今の感覚から見ると、かなり大らかに感じる部分もある。
年齢。
写真。
職業。
年収。
本人確認。
今なら気になる項目が、昔はもっと自己申告に依存していたケースもあった。
そう考えると、ネットでの出会いは短期間でかなり変化してきたのだと思う。
昔を知っている人ほど、この違いは面白い。
今の婚活でもプロフィールを100%信じない
本人確認が進歩した現在でも、プロフィールを全部そのまま信じる必要はないと思う。
疑ってかかれ、という意味ではない。
確認できている情報と自己申告情報を分けて考えるということだ。
例えば、
年齢は確認済みなのか。
写真は最近のものなのか。
独身であることは確認されているのか。
年収は証明されているのか。
サービスによって確認範囲は違う。
気になるなら、そのサービスの公式な本人確認制度を確認する。
これが一番確実だ。
年齢詐称は結局、自分にも不利になる
仮に年齢を若く設定できるサービスがあったとしても、自分ならおすすめしない。
婚活では最終的に会う可能性があるからだ。
さらに関係が続けば、誕生日や仕事、家族の話などもするようになる。
どこかで本当の年齢を話す必要が出てくる。
そのとき、
「実はプロフィールより5歳上です」
となれば、相手が気にするのは5歳という数字だけではないかもしれない。
「最初から嘘をつかれていた」
という部分の方が問題になる。
短期的には検索対象に入りやすくなったとしても、長期的にはマイナスになりやすいと思う。
まとめ|ネット婚活は本人確認も進化してきた
昔の婚活サイトや出会い系サービスには、現在と比べて本人確認などが緩く感じられる時代があった。

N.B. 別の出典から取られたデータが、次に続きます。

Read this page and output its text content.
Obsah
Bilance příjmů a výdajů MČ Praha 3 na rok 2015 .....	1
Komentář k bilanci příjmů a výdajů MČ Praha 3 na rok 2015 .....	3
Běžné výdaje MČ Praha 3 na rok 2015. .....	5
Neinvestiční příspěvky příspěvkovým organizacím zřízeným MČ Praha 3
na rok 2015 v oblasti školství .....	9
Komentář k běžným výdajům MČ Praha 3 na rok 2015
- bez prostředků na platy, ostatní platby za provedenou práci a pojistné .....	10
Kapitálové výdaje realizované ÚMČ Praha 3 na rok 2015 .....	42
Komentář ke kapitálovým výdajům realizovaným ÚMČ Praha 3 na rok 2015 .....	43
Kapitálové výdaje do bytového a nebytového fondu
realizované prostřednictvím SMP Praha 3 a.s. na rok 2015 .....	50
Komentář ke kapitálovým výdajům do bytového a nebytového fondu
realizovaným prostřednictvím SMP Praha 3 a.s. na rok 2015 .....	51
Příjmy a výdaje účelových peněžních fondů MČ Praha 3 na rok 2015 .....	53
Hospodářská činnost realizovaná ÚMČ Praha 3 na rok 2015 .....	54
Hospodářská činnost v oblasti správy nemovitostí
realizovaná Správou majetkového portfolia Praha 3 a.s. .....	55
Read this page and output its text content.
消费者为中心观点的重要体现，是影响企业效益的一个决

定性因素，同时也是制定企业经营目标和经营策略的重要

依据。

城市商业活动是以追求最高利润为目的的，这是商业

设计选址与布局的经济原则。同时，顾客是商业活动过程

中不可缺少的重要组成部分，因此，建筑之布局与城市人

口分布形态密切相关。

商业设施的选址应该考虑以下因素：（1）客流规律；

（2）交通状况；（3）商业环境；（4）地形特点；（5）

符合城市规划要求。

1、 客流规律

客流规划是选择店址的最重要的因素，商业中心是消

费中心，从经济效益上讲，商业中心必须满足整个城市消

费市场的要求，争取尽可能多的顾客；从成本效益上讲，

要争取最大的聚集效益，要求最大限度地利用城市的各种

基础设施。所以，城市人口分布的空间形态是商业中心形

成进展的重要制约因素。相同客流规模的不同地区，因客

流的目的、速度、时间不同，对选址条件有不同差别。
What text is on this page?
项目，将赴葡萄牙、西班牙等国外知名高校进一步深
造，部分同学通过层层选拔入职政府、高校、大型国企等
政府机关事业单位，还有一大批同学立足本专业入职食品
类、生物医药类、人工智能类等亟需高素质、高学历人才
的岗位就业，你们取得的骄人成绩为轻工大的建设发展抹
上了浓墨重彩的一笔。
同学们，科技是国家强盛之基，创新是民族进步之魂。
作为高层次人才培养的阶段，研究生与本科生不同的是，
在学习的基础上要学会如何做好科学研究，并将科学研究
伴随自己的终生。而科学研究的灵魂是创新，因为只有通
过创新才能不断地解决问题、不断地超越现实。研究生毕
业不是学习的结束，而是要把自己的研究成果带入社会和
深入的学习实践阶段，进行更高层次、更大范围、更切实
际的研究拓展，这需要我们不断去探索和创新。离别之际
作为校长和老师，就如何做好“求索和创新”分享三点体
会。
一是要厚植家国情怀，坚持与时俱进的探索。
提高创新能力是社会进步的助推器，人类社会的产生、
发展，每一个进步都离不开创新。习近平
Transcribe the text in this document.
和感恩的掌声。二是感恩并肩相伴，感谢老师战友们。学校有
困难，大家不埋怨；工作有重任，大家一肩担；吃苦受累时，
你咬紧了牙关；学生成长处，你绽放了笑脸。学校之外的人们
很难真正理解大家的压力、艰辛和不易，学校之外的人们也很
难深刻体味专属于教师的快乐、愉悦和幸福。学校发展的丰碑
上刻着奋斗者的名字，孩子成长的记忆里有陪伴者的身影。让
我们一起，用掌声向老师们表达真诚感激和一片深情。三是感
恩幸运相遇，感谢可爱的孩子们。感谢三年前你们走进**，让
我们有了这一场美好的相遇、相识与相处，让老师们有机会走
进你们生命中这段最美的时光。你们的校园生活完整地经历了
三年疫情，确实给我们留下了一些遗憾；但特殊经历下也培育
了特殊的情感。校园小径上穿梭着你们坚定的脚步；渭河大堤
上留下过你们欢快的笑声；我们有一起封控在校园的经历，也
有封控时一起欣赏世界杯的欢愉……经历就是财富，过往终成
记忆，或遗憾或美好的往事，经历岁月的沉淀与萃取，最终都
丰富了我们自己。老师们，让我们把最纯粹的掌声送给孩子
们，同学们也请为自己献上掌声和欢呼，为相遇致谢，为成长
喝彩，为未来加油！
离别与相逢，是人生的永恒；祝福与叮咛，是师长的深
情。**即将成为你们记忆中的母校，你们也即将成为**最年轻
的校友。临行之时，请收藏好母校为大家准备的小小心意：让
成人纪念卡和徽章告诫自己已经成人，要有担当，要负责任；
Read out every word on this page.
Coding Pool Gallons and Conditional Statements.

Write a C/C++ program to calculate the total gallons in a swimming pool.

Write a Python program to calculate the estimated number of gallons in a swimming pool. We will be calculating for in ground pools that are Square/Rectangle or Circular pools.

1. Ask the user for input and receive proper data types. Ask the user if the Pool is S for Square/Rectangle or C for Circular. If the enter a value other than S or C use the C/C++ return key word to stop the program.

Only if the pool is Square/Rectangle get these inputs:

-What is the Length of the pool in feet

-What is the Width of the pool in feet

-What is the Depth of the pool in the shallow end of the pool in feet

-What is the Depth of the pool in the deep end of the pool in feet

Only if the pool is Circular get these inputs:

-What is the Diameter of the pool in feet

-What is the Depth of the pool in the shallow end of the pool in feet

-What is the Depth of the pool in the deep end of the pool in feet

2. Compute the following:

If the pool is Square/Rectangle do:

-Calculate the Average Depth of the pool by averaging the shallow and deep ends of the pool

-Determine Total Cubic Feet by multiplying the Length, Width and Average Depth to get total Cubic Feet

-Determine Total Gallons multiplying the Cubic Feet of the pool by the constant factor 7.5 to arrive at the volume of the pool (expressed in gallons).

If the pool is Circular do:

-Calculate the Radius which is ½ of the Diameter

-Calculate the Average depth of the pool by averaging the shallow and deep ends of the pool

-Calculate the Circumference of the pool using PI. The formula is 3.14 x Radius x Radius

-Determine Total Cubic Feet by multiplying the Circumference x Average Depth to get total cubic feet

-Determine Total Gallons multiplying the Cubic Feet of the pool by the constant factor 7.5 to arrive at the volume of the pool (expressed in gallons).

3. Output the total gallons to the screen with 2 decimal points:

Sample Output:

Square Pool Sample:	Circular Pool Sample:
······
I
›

そのため、年齢を含めたプロフィール情報について、現在以上に自己申告へ依存していたサービスもあったと考えられる。
ただし、
「昔の婚活サイトなら誰でも年齢詐称できた」
と一括りにはできない。
サービスや時代によって制度は違う。
そして現在は本人確認の仕組みも大きく進歩している。
昔を振り返ると、
「そこまで自己申告だったのか(笑)」
と思う部分もある。
しかし、その変化を知ることは、現在の婚活サービスを見るうえでも意外と役に立つ。
ネット婚活は、プロフィールを作って相手を探すという基本部分は昔から似ている。
一方で、そのプロフィールをどこまで運営側が確認するのかは大きく変わってきた。
昔の婚活サイトを振り返ると、ネットでの出会いの安全性が少しずつ整備されてきた歴史も見えてくる。
そして今でも最後に大切なのは同じだと思う。
プロフィールの数字だけで相手を判断するのではなく、実際のやり取りを重ねながら、その人自身を見ていくことだ。